Sono funerali di Stato quelli di oggi. Funerali di una tragedia che ha segnato l’intero Paese. E che ha aperto gravi interrogativi sulle responsabilità. Alla spicciolata arrivano le autorità. Il presidente Napolitano, i presidenti di Camera e Senato, Fini e Schifani, il ministro dell’Interno Maroni e il sottosegretario Letta, il segretario del Pd Dario Franceschini, l’ex presidente Ciampi. Arriva anche Berlusconi che punta verso i familiari delle vittime. E’ commosso, stringe mani e abbraccia. Si siede tra i parenti, una strana smorfia di dolore, quasi d’incredulità, sul volto. Le mani intrecciate che, in certi momenti oscillano dall’alto al basso, come a porre una domanda senza risposta. Più tardi, verso la fine delle esequie, raggiungerà i posti riservati alle autorità.
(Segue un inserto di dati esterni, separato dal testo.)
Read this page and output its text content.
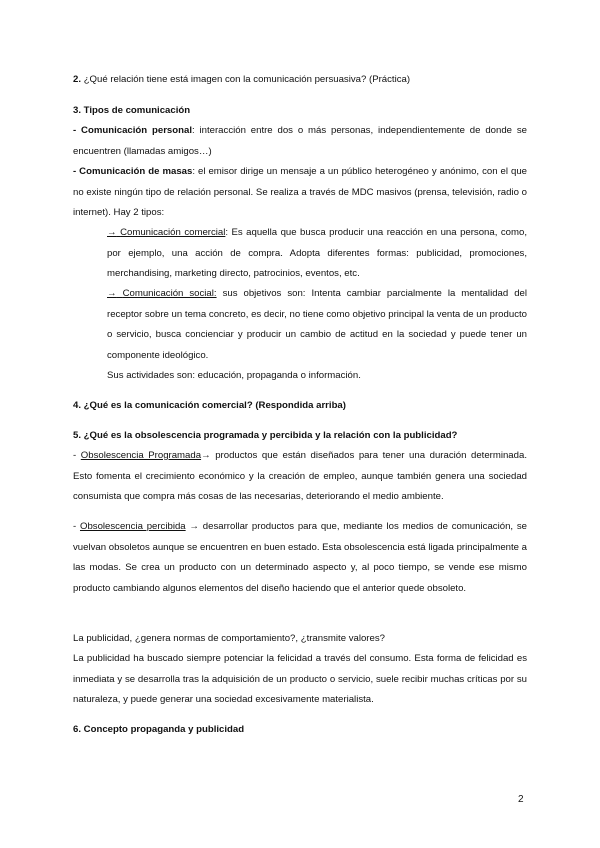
2. ¿Qué relación tiene está imagen con la comunicación persuasiva? (Práctica)
3. Tipos de comunicación
- Comunicación personal: interacción entre dos o más personas, independientemente de donde se encuentren (llamadas amigos…)
- Comunicación de masas: el emisor dirige un mensaje a un público heterogéneo y anónimo, con el que no existe ningún tipo de relación personal. Se realiza a través de MDC masivos (prensa, televisión, radio o internet). Hay 2 tipos:
→ Comunicación comercial: Es aquella que busca producir una reacción en una persona, como, por ejemplo, una acción de compra. Adopta diferentes formas: publicidad, promociones, merchandising, marketing directo, patrocinios, eventos, etc.
→ Comunicación social: sus objetivos son: Intenta cambiar parcialmente la mentalidad del receptor sobre un tema concreto, es decir, no tiene como objetivo principal la venta de un producto o servicio, busca concienciar y producir un cambio de actitud en la sociedad y puede tener un componente ideológico.
Sus actividades son: educación, propaganda o información.
4. ¿Qué es la comunicación comercial? (Respondida arriba)
5. ¿Qué es la obsolescencia programada y percibida y la relación con la publicidad?
- Obsolescencia Programada→ productos que están diseñados para tener una duración determinada. Esto fomenta el crecimiento económico y la creación de empleo, aunque también genera una sociedad consumista que compra más cosas de las necesarias, deteriorando el medio ambiente.
- Obsolescencia percibida → desarrollar productos para que, mediante los medios de comunicación, se vuelvan obsoletos aunque se encuentren en buen estado. Esta obsolescencia está ligada principalmente a las modas. Se crea un producto con un determinado aspecto y, al poco tiempo, se vende ese mismo producto cambiando algunos elementos del diseño haciendo que el anterior quede obsoleto.
La publicidad, ¿genera normas de comportamiento?, ¿transmite valores?
La publicidad ha buscado siempre potenciar la felicidad a través del consumo. Esta forma de felicidad es inmediata y se desarrolla tras la adquisición de un producto o servicio, suele recibir muchas críticas por su naturaleza, y puede generar una sociedad excesivamente materialista.
6. Concepto propaganda y publicidad
2
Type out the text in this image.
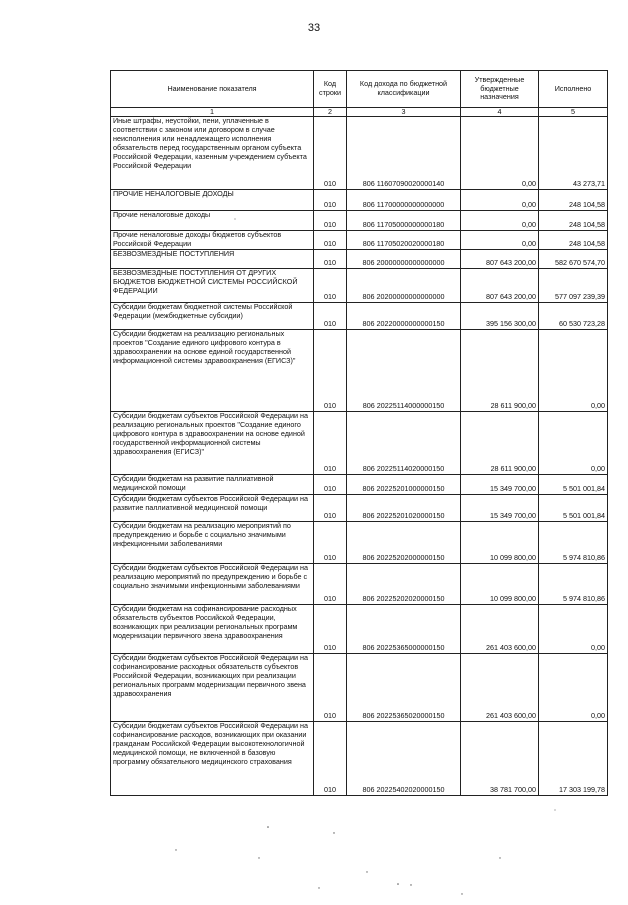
33
Наименование показателя	Код строки	Код дохода по бюджетной классификации	Утвержденные бюджетные назначения	Исполнено
1	2	3	4	5
Иные штрафы, неустойки, пени, уплаченные в соответствии с законом или договором в случае неисполнения или ненадлежащего исполнения обязательств перед государственным органом субъекта Российской Федерации, казенным учреждением субъекта Российской Федерации	010	806 11607090020000140	0,00	43 273,71
ПРОЧИЕ НЕНАЛОГОВЫЕ ДОХОДЫ	010	806 11700000000000000	0,00	248 104,58
Прочие неналоговые доходы	010	806 11705000000000180	0,00	248 104,58
Прочие неналоговые доходы бюджетов субъектов Российской Федерации	010	806 11705020020000180	0,00	248 104,58
БЕЗВОЗМЕЗДНЫЕ ПОСТУПЛЕНИЯ	010	806 20000000000000000	807 643 200,00	582 670 574,70
БЕЗВОЗМЕЗДНЫЕ ПОСТУПЛЕНИЯ ОТ ДРУГИХ БЮДЖЕТОВ БЮДЖЕТНОЙ СИСТЕМЫ РОССИЙСКОЙ ФЕДЕРАЦИИ	010	806 20200000000000000	807 643 200,00	577 097 239,39
Субсидии бюджетам бюджетной системы Российской Федерации (межбюджетные субсидии)	010	806 20220000000000150	395 156 300,00	60 530 723,28
Субсидии бюджетам на реализацию региональных проектов "Создание единого цифрового контура в здравоохранении на основе единой государственной информационной системы здравоохранения (ЕГИСЗ)"	010	806 20225114000000150	28 611 900,00	0,00
Субсидии бюджетам субъектов Российской Федерации на реализацию региональных проектов "Создание единого цифрового контура в здравоохранении на основе единой государственной информационной системы здравоохранения (ЕГИСЗ)"	010	806 20225114020000150	28 611 900,00	0,00
Субсидии бюджетам на развитие паллиативной медицинской помощи	010	806 20225201000000150	15 349 700,00	5 501 001,84
Субсидии бюджетам субъектов Российской Федерации на развитие паллиативной медицинской помощи	010	806 20225201020000150	15 349 700,00	5 501 001,84
Субсидии бюджетам на реализацию мероприятий по предупреждению и борьбе с социально значимыми инфекционными заболеваниями	010	806 20225202000000150	10 099 800,00	5 974 810,86
Субсидии бюджетам субъектов Российской Федерации на реализацию мероприятий по предупреждению и борьбе с социально значимыми инфекционными заболеваниями	010	806 20225202020000150	10 099 800,00	5 974 810,86
Субсидии бюджетам на софинансирование расходных обязательств субъектов Российской Федерации, возникающих при реализации региональных программ модернизации первичного звена здравоохранения	010	806 20225365000000150	261 403 600,00	0,00
Субсидии бюджетам субъектов Российской Федерации на софинансирование расходных обязательств субъектов Российской Федерации, возникающих при реализации региональных программ модернизации первичного звена здравоохранения	010	806 20225365020000150	261 403 600,00	0,00
Субсидии бюджетам субъектов Российской Федерации на софинансирование расходов, возникающих при оказании гражданам Российской Федерации высокотехнологичной медицинской помощи, не включенной в базовую программу обязательного медицинского страхования	010	806 20225402020000150	38 781 700,00	17 303 199,78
Si comincia con il messaggio del Papa letto dal suo segretario personale, monsignor George Gaenswein. Benedetto XVI definisce il terremoto "un’immane tragedia" ma chiede che si "continui a sperare senza cedere allo sconforto". In attesa di una sua visita in Abruzzo il Santo Padre dice di "condividere l’angoscia" e chiede a tutti "il coraggio di continuare a sperare senza cedere allo sconforto". Assicurando che la Chiesa "farà la propria parte", adesso che è il momento "dell’impegno in sintonia con gli organismi dello Stato".
Poi tocca al cardinal Bertone invitare alla speranza: "Sotto le macerie dell’Abruzzo la c’è la voglia di ripartire, di tornare a sognare". E nelle parole del prelato si fa strada il ricordo di Marco Cavagna, il pompiere morto per infarto mentre cercava di aiutare le vittime.
La commozione è palpabile. Le lacrime rigano i volti. Anche quelli dei rugbisti della squadra dell’Aquila. Sotto le macerie ha perso la vita uno di loro, Lorenzo Sebastiani, il pilone della squadra. Sulla bara qualcuno ha steso la maglia della Nazionale. Dolore e ancora dolore. C’è chi non regge e viene colto da malore. Chi si aggrappa ai volontari della protezione civile cercando conforto. Bertone e il vescovo dell’Aquila, monsignor Giuseppe Molinari, benedicono le bare. Le note del Miserere rompono il silenzio. E’ un dolore che unisce quello di oggi. Cristiani e mussulmani sono morti sono le macerie. Lo dice anche l’imam che legge un messaggio che parla di fratellanza tra le genti.
Alcuni parenti passano davanti alle sedie delle autorità, quasi per ringraziare. C’è una signora con un golf grigio e un grosso cerotto sull’orecchio che vuole stringere la mano a tutti: presidenti, premier, ministri. Lo fa con paziente insistenza e, a uno a uno, Napolitano, Berlusconi, Ciampi, Letta, Fini, Schifani, si alzano e l’abbracciano. E’ un gesto come di coinvolgimento; contiene una richiesta d’impegno preso personalmente tra la signora col golf grigio e le autorità in grisaglia.
All’esterno una fila interminabile di carri funebri attende la fine dei funerali. La maggior parte della bare saranno sepolte nel cimitero dell’Aquila. Fuori i volontari non si fermano. Continuano a scavare tra le macerie. Nonostante le scosse non smettano di far tremare la terra.